A collection of books, principally of a theological character, dating from the 16th to the 18th century and formerly housed in the south vestry, is now preserved at the vicarage. They were presented by Dr. Richard Busby, patron of the living, in 1695, and by the Rev. James Hume, rector of Bradwell, about 1730, and number 620 volumes.
The churchyard is inclosed by a 17th-century brick wall with gateways on the east and west, the gateways having tall brick posts with stone cornices and ball finials.
The tower contains a ring of three bells, all by Richard Chandler, 1683.
The communion plate includes a cup, paten, flagon and salver, all of 1683, inscribed as given by Dr. Busby in 1682.
The registers begin in 1665–6.
The church was bestowed before 1150 by Philip de Kaynes on Tickford Priory. (fn. 47) A perpetual vicarage had been appointed before 1223, and its endowments included land and a toft belonging to the church. (fn. 48)

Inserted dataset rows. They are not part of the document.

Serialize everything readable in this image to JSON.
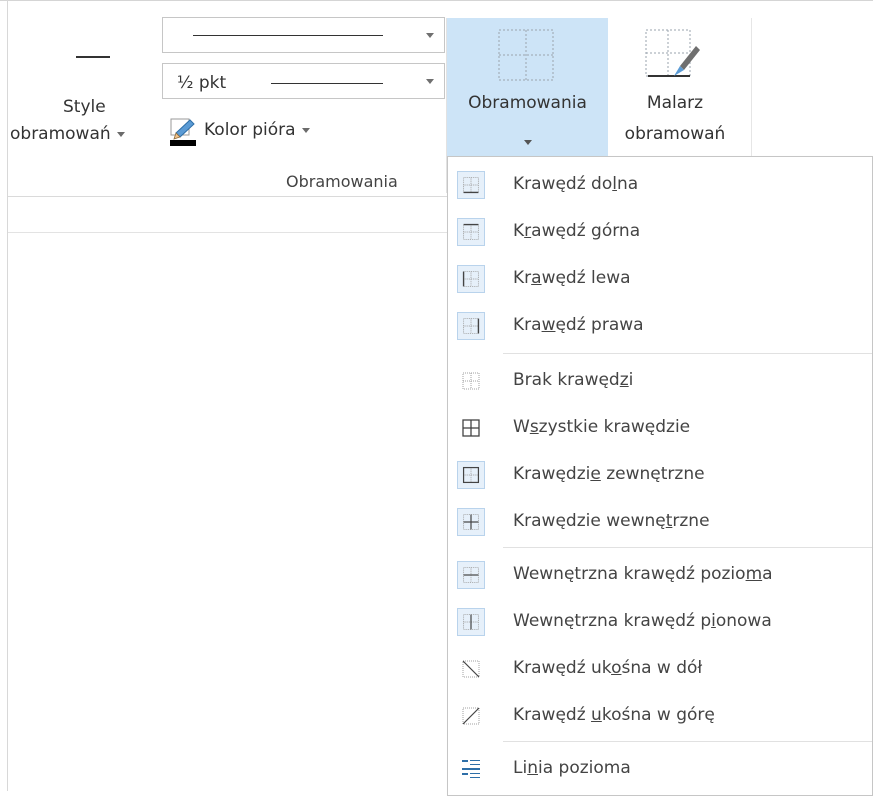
{
  "ribbon": {
    "style_button": {
      "line1": "Style",
      "line2": "obramowań"
    },
    "line_style_dropdown": {
      "value": "solid"
    },
    "line_weight_dropdown": {
      "value": "½ pkt"
    },
    "pen_color": {
      "label": "Kolor pióra",
      "color": "#000000"
    },
    "group_label": "Obramowania",
    "borders_button": {
      "label": "Obramowania"
    },
    "painter_button": {
      "line1": "Malarz",
      "line2": "obramowań"
    }
  },
  "colors": {
    "active_bg": "#cde4f7",
    "icon_box_bg": "#e6f0fa",
    "icon_box_border": "#b9d3ec"
  },
  "menu": {
    "items": [
      {
        "pre": "Krawędź do",
        "key": "l",
        "post": "na",
        "icon": "border-bottom-icon"
      },
      {
        "pre": "K",
        "key": "r",
        "post": "awędź górna",
        "icon": "border-top-icon"
      },
      {
        "pre": "Kr",
        "key": "a",
        "post": "wędź lewa",
        "icon": "border-left-icon"
      },
      {
        "pre": "Kra",
        "key": "w",
        "post": "ędź prawa",
        "icon": "border-right-icon"
      },
      {
        "pre": "Brak krawęd",
        "key": "z",
        "post": "i",
        "icon": "no-border-icon"
      },
      {
        "pre": "W",
        "key": "s",
        "post": "zystkie krawędzie",
        "icon": "all-borders-icon"
      },
      {
        "pre": "Krawędzi",
        "key": "e",
        "post": " zewnętrzne",
        "icon": "outside-borders-icon"
      },
      {
        "pre": "Krawędzie wewnę",
        "key": "t",
        "post": "rzne",
        "icon": "inside-borders-icon"
      },
      {
        "pre": "Wewnętrzna krawędź pozio",
        "key": "m",
        "post": "a",
        "icon": "inside-horizontal-border-icon"
      },
      {
        "pre": "Wewnętrzna krawędź p",
        "key": "i",
        "post": "onowa",
        "icon": "inside-vertical-border-icon"
      },
      {
        "pre": "Krawędź uk",
        "key": "o",
        "post": "śna w dół",
        "icon": "diagonal-down-border-icon"
      },
      {
        "pre": "Krawędź ",
        "key": "u",
        "post": "kośna w górę",
        "icon": "diagonal-up-border-icon"
      },
      {
        "pre": "Li",
        "key": "n",
        "post": "ia pozioma",
        "icon": "horizontal-line-icon"
      }
    ]
  }
}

The advowson was held by the priory (fn. 49) until its dissolution in 1524, when the patronage reverted to the Crown. (fn. 50) In 1526 rights in it were quitclaimed by Anne St. Leger, daughter and co-heir of Thomas late Earl of Ormond, and by Sir George St. Leger, kt., her son and heir-apparent, to Cardinal Wolsey (fn. 51) to whom it had been given for his college at Oxford by the king earlier in the same year. (fn. 52) After the cardinal's attainder, it was assigned to the refounded college called Henry the Eighth's College. (fn. 53) The presentation was made by the college in 1544, (fn. 54) but on its surrender in 1545, (fn. 55) the advowson reverted to the Crown by which it was retained until 1676 when a grant was made to Heneage, Lord Finch. (fn. 56) He was to convey the advowson to Dr. Richard Busby, the purchaser of the manor, with which it has since descended. (fn. 57)
The rectory has always descended with the advowson, save for a temporary alienation to Charles Bagehot and Bartholomew Yardley in 1587. (fn. 58)
There do not appear to be any endowed charities subsisting in this parish.